Frasa tersebut memunculkan pertanyaan aapakah hukuman termasuk instrumen pendidikan?
Hukuman Allah, bahkan neraka Jahanam, adalah alat untuk mendidik. Orang yang abadi di neraka Jahanam adalah orang yang tidak dapat dididik dengan cara lain. Hatinya keras laksana duri yang walau disiram air sekalipun tetap menjadi duri.
Allah menjadikan hukuman sebagai instrumen pendidikan di dunia, bahkan kepada para nabi-Nya sekalipun. Nabi Yunus dihukum dengan hukuman berupa ditelan ikan paus. Hukuman ini adalah didikan agar beliau lebih bersabar dan lembut dalam mendidik umatnya.

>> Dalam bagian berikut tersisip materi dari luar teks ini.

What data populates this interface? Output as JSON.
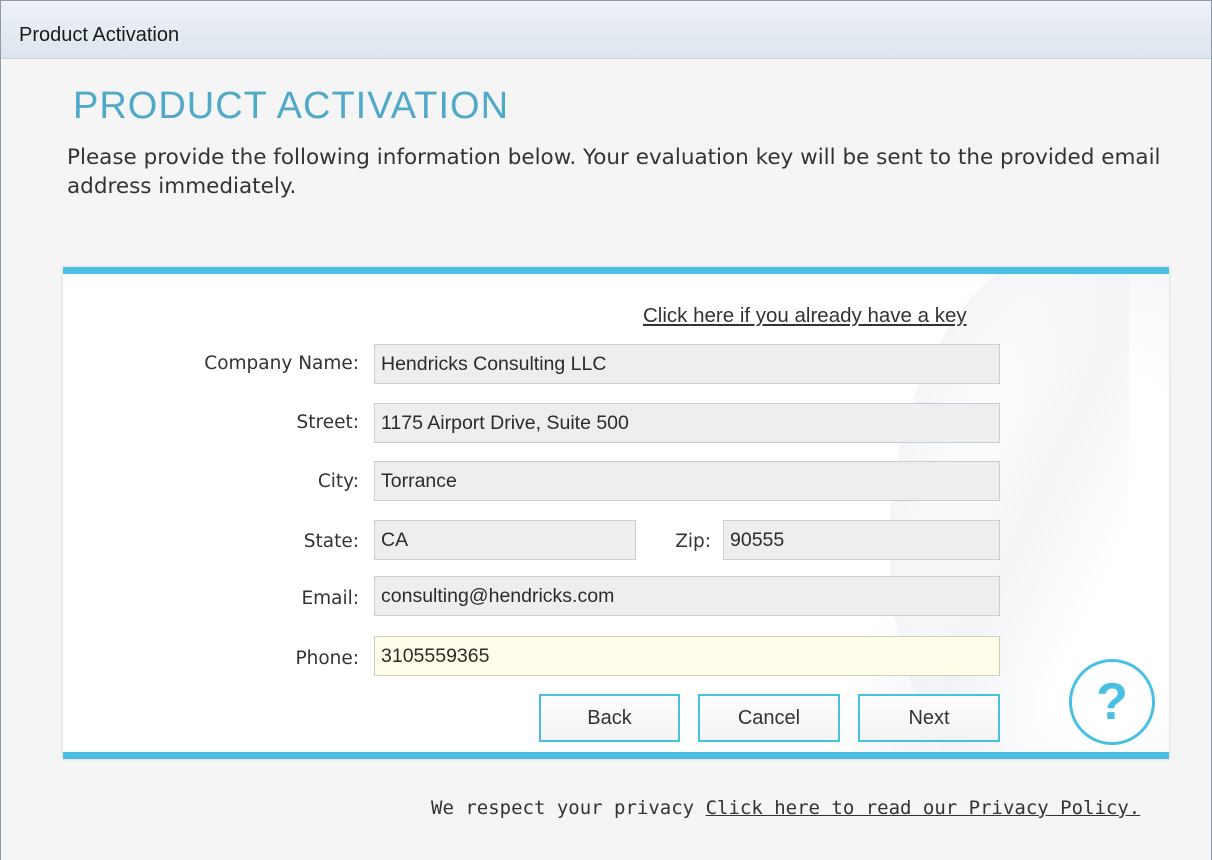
{
  "window": {
    "title": "Product Activation"
  },
  "heading": "PRODUCT ACTIVATION",
  "intro": "Please provide the following information below. Your evaluation key will be sent to the provided email address immediately.",
  "key_link": "Click here if you already have a key",
  "form": {
    "company_label": "Company Name:",
    "company_value": "Hendricks Consulting LLC",
    "street_label": "Street:",
    "street_value": "1175 Airport Drive, Suite 500",
    "city_label": "City:",
    "city_value": "Torrance",
    "state_label": "State:",
    "state_value": "CA",
    "zip_label": "Zip:",
    "zip_value": "90555",
    "email_label": "Email:",
    "email_value": "consulting@hendricks.com",
    "phone_label": "Phone:",
    "phone_value": "3105559365"
  },
  "buttons": {
    "back": "Back",
    "cancel": "Cancel",
    "next": "Next"
  },
  "help_glyph": "?",
  "footer": {
    "text": "We respect your privacy",
    "link": "Click here to read our Privacy Policy."
  },
  "colors": {
    "accent": "#49c0e3",
    "heading": "#4fa9c9",
    "active_field": "#fffdea"
  }
}
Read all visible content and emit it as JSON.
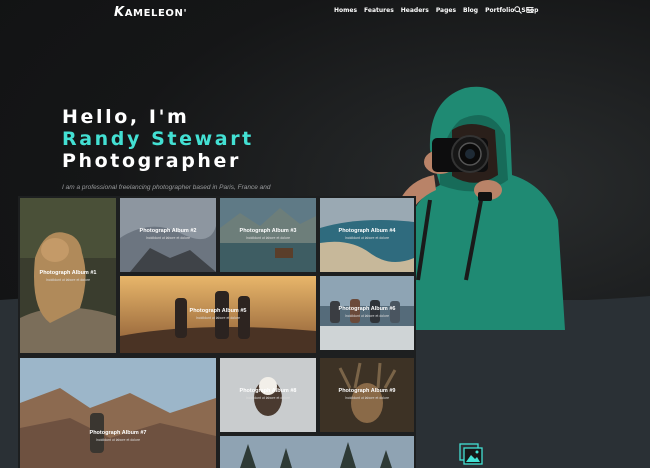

Tapi, frasa di awal Doa Abu Hamzah al-Tsumali itu mengajarkan kita untuk memohon kepada Allah agar Dia tidak mendidik kita dengan hukuman, karena kita tidak akan sanggup menanggungnya.
Kita ingin dididik-Nya lewat mengerjakan syariat-Nya dan nasihat orang-orang salih. Kita ingin hati kita menjadi laksana bunga yang jika disirami maka akan semakin wangi.
Sedekah adalah cara Allah mendidik kita untuk hati kita suci dan jiwa kita jernih. Kitalah yang butuh bersedekah demi kepentingan tersebut dan bukannya Islam yang membutuhkan sedekah kita.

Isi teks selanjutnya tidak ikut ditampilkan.